To elucidate the genetic bases of NS in family 56, we hypothesized the involvement of genes different from those belonging to the RAS pathway and we performed WES in the trio. At total of 49.11 million reads per sample was obtained; after duplicates removal, and an average of 47.03 million reads were mapped on the NCBI human reference genome (build GRCh37). On average, the mean depth was 37X with more than 96% of the targeted regions covered by NGS reads in each sample (Table S6). All the selected variants were validated by Sanger sequencing. The condition of compound heterozygosis was detected for two variants in RASAL3 gene, encoding a protein with pleckstrin homology (PH), C2, and Ras GTPase-activation protein (RasGAP) domains: the c.1963C>A (p.(Gly655Ser)) variant (rs199734851) in the exon 13 of RASAL3 was paternally inherited, while the c.751C>G (p.(Leu251Val)) (rs58123634) in exon 7 of the same gene was maternally inherited (Table 2; Fig. 1d). In silico predictions of the deleterious effect of these variants were reported in Table S5.

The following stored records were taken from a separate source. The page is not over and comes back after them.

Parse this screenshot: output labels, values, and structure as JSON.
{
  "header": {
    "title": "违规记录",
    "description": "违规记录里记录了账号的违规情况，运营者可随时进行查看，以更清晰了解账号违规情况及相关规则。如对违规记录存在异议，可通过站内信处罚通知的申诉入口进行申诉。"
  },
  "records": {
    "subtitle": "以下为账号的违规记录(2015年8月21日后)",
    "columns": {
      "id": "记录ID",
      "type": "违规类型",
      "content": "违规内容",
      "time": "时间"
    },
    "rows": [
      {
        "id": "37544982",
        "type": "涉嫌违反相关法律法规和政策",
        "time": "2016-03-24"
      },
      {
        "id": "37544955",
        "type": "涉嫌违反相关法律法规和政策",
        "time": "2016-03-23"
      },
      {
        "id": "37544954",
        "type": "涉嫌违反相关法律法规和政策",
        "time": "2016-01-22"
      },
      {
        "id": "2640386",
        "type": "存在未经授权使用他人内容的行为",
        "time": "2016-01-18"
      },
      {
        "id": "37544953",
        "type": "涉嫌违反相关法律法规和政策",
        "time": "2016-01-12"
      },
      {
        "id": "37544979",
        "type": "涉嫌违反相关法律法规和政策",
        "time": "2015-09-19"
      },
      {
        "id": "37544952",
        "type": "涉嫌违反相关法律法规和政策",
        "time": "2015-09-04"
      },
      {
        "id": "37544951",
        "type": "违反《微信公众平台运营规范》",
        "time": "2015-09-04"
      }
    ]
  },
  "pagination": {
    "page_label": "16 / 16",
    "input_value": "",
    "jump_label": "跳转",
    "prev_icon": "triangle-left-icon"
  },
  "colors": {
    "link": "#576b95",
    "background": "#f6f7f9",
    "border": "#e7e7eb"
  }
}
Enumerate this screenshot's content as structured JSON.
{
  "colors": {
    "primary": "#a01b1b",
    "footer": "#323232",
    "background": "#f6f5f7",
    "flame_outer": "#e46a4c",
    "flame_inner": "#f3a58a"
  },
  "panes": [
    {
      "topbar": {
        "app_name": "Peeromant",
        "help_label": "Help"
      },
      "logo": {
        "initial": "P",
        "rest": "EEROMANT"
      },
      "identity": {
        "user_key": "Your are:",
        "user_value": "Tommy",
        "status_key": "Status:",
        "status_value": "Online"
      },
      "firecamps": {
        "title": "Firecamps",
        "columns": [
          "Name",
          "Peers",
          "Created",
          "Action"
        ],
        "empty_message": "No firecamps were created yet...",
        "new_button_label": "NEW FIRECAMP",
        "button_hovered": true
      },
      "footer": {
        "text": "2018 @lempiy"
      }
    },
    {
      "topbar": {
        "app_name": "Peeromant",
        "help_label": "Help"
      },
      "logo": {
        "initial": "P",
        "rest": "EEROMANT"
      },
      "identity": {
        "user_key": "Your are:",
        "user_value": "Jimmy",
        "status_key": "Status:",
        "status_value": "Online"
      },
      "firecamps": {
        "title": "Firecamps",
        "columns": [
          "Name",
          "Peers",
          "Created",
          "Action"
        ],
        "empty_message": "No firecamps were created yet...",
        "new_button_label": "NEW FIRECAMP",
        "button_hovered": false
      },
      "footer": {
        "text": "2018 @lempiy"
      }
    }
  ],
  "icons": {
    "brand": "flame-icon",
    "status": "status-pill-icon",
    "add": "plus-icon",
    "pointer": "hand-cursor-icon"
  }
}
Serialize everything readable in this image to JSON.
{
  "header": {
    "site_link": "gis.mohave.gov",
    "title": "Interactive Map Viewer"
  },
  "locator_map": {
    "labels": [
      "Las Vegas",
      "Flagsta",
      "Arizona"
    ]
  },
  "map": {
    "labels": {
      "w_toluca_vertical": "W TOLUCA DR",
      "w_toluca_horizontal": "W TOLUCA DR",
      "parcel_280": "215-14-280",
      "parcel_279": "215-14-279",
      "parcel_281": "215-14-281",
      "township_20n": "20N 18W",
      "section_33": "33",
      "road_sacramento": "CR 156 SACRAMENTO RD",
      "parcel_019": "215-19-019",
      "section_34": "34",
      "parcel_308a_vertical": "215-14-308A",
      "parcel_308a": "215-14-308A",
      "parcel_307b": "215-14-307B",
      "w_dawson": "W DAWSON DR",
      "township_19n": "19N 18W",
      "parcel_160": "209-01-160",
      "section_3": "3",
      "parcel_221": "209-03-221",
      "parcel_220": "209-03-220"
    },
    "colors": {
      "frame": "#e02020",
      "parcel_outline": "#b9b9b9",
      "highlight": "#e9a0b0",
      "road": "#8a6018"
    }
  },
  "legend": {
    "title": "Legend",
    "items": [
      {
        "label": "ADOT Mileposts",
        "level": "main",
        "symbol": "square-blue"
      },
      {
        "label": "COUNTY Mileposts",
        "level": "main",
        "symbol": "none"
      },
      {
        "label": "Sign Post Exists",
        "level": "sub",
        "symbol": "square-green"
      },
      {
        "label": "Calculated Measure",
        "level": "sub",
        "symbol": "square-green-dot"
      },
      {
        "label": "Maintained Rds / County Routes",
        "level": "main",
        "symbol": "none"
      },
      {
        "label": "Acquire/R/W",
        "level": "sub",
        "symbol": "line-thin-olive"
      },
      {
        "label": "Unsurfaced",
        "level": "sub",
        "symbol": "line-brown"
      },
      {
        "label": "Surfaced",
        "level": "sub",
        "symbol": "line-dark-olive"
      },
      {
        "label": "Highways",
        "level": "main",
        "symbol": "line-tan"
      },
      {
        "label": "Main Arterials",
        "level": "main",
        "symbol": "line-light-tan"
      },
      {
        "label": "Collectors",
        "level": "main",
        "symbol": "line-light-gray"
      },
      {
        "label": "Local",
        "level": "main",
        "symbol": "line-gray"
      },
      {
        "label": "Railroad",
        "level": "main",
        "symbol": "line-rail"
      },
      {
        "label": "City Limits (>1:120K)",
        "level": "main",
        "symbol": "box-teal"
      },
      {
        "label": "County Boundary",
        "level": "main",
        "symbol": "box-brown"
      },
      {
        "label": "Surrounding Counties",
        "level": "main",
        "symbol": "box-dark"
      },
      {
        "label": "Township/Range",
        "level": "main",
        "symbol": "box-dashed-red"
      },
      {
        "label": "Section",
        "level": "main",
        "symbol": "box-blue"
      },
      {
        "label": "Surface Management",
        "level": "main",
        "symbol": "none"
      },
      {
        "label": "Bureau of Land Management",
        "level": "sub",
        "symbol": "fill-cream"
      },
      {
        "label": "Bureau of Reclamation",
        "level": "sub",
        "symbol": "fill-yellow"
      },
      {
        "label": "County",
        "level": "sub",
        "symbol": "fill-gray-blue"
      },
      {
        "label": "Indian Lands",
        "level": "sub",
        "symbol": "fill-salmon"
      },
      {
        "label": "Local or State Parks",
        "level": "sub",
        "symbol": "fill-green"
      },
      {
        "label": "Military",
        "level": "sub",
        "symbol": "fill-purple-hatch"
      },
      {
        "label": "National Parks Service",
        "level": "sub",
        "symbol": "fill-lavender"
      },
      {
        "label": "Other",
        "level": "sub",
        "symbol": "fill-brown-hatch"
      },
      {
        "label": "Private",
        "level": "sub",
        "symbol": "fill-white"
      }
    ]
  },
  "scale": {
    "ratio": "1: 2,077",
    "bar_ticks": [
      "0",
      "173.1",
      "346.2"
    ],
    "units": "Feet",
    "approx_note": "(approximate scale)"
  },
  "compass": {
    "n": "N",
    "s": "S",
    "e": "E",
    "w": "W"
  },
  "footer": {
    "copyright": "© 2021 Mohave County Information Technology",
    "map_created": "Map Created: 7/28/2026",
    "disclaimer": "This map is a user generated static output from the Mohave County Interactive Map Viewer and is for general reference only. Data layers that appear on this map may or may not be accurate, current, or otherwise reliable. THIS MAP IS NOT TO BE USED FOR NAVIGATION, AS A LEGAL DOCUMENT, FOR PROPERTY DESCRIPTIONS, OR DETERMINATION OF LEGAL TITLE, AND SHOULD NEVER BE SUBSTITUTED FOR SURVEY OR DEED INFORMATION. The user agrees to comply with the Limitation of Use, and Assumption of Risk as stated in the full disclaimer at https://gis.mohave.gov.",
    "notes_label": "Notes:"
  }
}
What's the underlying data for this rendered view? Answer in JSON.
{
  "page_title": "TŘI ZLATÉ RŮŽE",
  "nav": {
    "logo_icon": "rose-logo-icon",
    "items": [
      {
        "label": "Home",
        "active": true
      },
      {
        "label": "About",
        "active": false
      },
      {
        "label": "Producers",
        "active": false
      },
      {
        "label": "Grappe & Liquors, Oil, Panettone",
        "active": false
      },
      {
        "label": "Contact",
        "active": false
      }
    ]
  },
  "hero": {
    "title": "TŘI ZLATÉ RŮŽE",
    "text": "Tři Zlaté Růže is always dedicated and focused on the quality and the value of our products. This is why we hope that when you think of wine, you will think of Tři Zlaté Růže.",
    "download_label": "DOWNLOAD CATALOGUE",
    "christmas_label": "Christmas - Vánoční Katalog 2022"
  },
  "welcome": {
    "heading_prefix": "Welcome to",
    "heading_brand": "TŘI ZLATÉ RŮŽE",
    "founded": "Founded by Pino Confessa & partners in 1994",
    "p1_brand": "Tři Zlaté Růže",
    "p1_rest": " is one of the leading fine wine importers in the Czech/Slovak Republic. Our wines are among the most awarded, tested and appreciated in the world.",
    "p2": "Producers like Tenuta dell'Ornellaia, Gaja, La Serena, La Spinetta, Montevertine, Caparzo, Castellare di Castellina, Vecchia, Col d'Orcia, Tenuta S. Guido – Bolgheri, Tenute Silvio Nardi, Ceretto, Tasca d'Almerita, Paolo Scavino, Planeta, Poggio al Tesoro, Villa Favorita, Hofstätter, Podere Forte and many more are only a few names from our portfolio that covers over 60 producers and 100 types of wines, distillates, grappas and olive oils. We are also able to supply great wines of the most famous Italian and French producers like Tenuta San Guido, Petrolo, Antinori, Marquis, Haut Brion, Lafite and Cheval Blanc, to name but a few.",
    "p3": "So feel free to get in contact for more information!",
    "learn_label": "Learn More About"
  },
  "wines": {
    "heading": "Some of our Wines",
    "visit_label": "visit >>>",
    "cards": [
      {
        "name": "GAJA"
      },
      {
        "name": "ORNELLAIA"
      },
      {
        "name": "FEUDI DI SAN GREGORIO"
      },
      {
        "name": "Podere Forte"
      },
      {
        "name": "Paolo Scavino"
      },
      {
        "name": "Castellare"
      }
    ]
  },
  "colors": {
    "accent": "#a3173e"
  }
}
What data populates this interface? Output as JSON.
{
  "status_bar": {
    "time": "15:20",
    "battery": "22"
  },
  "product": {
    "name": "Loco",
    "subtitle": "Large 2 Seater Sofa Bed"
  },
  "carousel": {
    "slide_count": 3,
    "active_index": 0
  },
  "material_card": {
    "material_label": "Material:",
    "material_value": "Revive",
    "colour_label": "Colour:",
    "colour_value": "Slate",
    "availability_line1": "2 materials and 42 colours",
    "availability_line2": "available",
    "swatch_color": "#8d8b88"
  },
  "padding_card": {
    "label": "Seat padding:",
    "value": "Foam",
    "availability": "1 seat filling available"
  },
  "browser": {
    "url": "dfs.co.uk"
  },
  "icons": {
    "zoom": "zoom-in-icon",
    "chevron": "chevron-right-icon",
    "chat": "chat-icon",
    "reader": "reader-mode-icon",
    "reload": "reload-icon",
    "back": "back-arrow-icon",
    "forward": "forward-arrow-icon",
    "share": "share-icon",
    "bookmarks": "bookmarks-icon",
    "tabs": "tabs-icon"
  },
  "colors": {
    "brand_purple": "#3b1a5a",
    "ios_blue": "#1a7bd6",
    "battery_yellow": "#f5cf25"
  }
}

Protein modeling and in silico prediction of protein stability of deleterious nonsynonymous variants

Sequences of genes with substitutions in encoding regions were analyzed. In detail, the protein structure of A2ML1, LZTR1, RASAL3, SOS1 and LRP1 were modeled (see Supplementary File for details). The obtained model of A2ML1 allowed us to evaluate the c.2882A>G(p.(Asp961Gly)) identified variant. The residue substitution localizes in the protein core and is not directly involved in post-translation modification (PTMs) or disulfide bridges. The 961 residue seems to have a role in proteases-binding or in their recognition and the substitution of a charged residue with a small apolar one may modify the protease binding activity. This substitution may be destabilizing because it is very close to the typical thiol ester sequence (969–973) [19] involved in the thiol ester bond (970–973) (Fig. 2a). Interestingly, this sequence is distinctive of the α-Macroglobulin, is involved in protein reactivity [19] and it is localized on the opposite side of the bait domain on a large binding cavity; the bait domain is generally cleaved by proteases, in order to induce a conformational change and entrap the protease itself [19].

Fig. 2: Structural predictions of A2ML1, LZTR1, RASL3, and SOS1.
figure 2

A2ML1 structural prediction, substituted residue, Asp961Gly, is in blue stick and functional regions are in evidence, thiol ester sequence in pink and bait region in red (a). LZTR1 model and focus on Tyr199His substitution, in gray wild type (wt) residue and in green the model of Tyr in position 119 (b). RASAL3 model and focus on Gly655Ser substitution, in gray wt residue and in white Ser in position 655 (c). SOS1 crystal structure and focus on Pro655Leu substitution, in gray wt residue and in light-blue Proline in position 655 (d).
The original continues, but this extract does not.